Years of dental procrastination finally caught up with me this week.
Last Friday, i started to get a bit of an ache in the back right of my mouth, and it grew worse over the next couple of days. My teeth ached, my gums were increasingly sore, and began working my jaw to relieve the discomfort, causing my jawbone to click where it meets the skull.
Something similar had happened a couple of times over the past decade, but each time the pain had peaked in a couple of days, and then subsided. By Monday, however, it was as bad as ever. Luckily, aspirin actually did a pretty incredible job of relieving the pain. I almost never take painkillers of any sort, but dropping two aspirin every 6-8 hours kept me sane over the weekend.
I had to work on Monday, but when i woke up this morning i decided that something had to be done. We’ve been in southern California for just over three years now, and i still didn’t have a dentist. Hell, i hadn’t been to the dentist since before leaving Australia, over ten years ago, partly due to my usual tendency to ignore my teeth, and partly because i never had any money or decent insurance as a grad student.
But now, armed with my toothache and my dental insurance, i hopped onto Yelp and found a five-star rated dentist in my neighborhood. I called, and they managed to fit me in for an emergency consultation at 2.00 this afternoon. It didn’t take them long to work out that i had pericoronitis, essentially an infection of the area around the back molars, most probably caused in my case by food getting caught in a hard-to-reach area and infecting the tissue. This condition is
apparently not unusual in people with partially-erupted wisdom teeth.
After diagnosing the problem, the dentist told me my options. It would be possible to irrigate the area, give me some antibiotics, and probably fix the pain and swelling, but the fact was that the arrangement of my wisdom teeth made this likely to occur again. My previous brushes with pain in the area, which i mentioned above, were probably lucky cases where the infection was mild and fixed itself. Anyway, they said it would be best to get the lower wisdom teeth out.

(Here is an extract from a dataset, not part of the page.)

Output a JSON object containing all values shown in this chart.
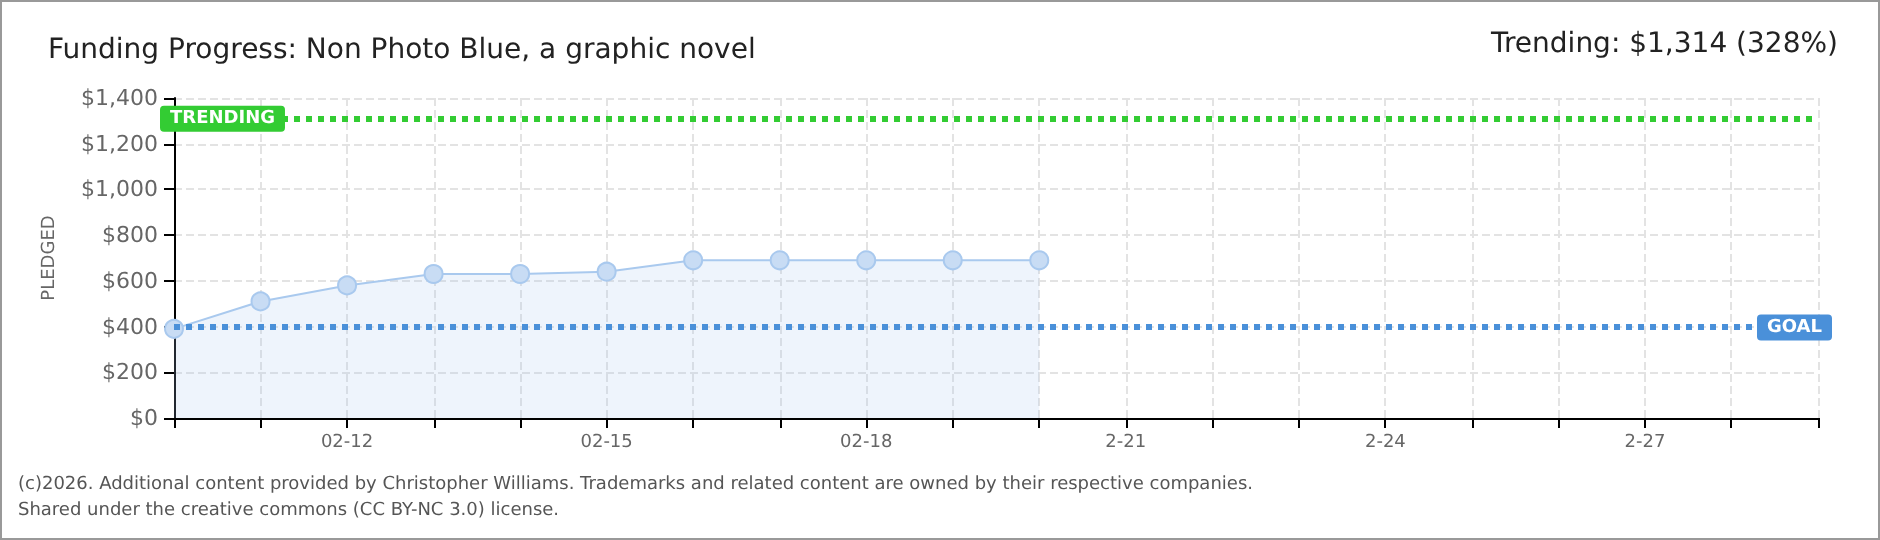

The people in the dentist’s office were amazing. Despite the fact that i was a last-minute emergency on a busy day, they were patient and informative, and called an oral surgeon who could fit me in immediately. They even refused to charge me for the visit, and said that once i fixed my emergency i should come back for routine checkups to keep my teeth healthy (which i will definitely do).
So i hopped in the car to the oral surgeon’s office, and after a set of full-mouth x-rays, they agreed with the dentist’s suggestion that i get the bottom wisdom teeth removed. I now had to decide whether to do it under local, or go the whole hog with full anesthesia. The only problem was that knocking me out required that i not eat or drink for 6 hours before the operation, and that someone be there to drive me home. All that would have required putting it off until Friday, so i jumped in and decided on the local.
The whole thing only took about 20-25 minutes, but it’s not for the faint-hearted. There was very little actual pain. The only thing that hurt was the initial injections of local anesthetic. The needle felt like it went in a mile, and stayed in forever. And there were about 6 or 8 or them, although by the last one the area was already getting pretty numb.
After that, the main discomfort just involved keeping my mouth open for 25 minutes, and also bracing my jaw, my head, and indeed my whole body against the pushing and drilling and prying required to get the teeth out. One of them was impacted at an angle, and it seemed to me like removing it was essentially a process of chipping away at it and removing the pieces, sort of like bringing down a concrete wall with a small hammer. There was water and blood and bits of enamel flying out of my mouth, and i could also see the bloody mess being sucked up the tube by the suction equipment.
At one stage, on the second tooth, the guy almost looked like he was wielding a shovel, as he stood over me with shoulders hunched, trying to dig my recalcitrant tooth out of its hiding place.
On the way home, i filled a prescription for Ibuprofen and Percoset, and for the next few hours i changed out gauze pads every half-hour or so, soaking up a whole bunch of blood in the process. The bleeding on both sides finally slowed to almost nothing about 5 hours after i got home, just about the same time as the local anesthetic wore off. I could now speak without sounding like i had a pair of socks in my mouth.
The pain on both sides now is just a sort of dull ache. I took an Ibuprofen about 6 hours ago (just after i got home), and i’ll take another before i go to bed, but i’m already in considerably less discomfort than i was last night, with the infection. Unless it gets much worse, i can’t imagine that i’ll use the Percocet. I have to teach tomorrow afternoon, but unless there’s some major setback i should be able to cope with a one-hour class without too much trouble. And i’ve been keeping ice on my face, per instructions, to help keep swelling down; we’ll see tomorrow and the next day how successful that was.
All in all, the experience could have been far worse (knock wood!), and having a decent dental plan means that my out-of-pocket expenses for the whole shebang were under $250, which is less than i expected. Wallet pain has always been, for me at least, the most compelling reason to stay away from the dentist.
Anyway, just thought i’d share. Feel free to ask questions, or to share your own stories of dental adventure or misadventure.